The poll, billed as the largest and most comprehensive study of Catholic attitudes on capital punishment, found that 48 percent of Catholics surveyed support the death penalty.

Almost a third of the Catholics opposed to the death penalty said they had previously supported it but had changed their minds. When asked why they reconsidered, the No. 1 reason cited was religion.

"This is a seismic shift in public opinion," said Mr. Zogby, president of Zogby International. Mr. Zogby said the increased use of DNA evidence in exonerating people on death row has created a "cataclysmic event" that is altering public opinion.

Toledo's Catholic diocese has actively opposed the death penalty, including organizing local protests against the 1999 execution of Wilford Berry, the first man to die after the death penalty's reinstatement in Ohio.

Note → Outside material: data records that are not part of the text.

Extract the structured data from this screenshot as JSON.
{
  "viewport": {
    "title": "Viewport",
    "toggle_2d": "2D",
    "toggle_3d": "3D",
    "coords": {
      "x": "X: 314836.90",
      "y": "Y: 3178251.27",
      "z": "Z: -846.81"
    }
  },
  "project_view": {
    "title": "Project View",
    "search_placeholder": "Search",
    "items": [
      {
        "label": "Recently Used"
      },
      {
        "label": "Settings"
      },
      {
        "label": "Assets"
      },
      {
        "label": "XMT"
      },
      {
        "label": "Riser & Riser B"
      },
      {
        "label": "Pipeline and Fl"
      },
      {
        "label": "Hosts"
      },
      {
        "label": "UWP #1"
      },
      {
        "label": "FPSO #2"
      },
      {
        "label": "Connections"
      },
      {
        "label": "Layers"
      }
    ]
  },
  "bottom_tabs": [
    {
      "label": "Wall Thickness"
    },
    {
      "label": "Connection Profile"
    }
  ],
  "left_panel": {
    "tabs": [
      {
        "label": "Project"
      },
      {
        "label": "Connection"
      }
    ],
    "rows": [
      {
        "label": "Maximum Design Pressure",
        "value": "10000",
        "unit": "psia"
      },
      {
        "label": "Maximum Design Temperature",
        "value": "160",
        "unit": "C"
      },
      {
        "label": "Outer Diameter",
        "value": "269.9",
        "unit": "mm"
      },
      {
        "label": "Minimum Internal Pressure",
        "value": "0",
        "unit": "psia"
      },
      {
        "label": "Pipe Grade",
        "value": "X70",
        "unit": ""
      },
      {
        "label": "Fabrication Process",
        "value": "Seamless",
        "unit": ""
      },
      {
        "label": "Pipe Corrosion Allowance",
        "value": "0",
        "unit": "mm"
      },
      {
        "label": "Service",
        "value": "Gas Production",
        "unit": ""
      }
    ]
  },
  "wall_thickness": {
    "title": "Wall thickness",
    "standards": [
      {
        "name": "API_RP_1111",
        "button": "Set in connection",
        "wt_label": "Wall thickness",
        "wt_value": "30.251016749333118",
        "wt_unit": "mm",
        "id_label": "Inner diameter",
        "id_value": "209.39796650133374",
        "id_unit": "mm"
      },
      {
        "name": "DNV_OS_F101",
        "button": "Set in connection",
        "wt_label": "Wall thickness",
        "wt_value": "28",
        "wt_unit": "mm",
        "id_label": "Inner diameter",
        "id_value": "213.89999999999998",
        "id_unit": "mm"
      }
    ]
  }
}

Diocesan officials did not return a call seeking comment yesterday about the bishops' announcement.

The Rev. Robert F. Drinan, a professor of law at Georgetown University Law Center, called the shift in Catholic opinion a "dramatic development." Although use of DNA evidence is one factor in the shift, Reverend Drinan said, he also pointed to the persistent pleas of Pope John Paul II to protect life.

"The Catholic Church has evolved in its teaching on the death penalty," he said.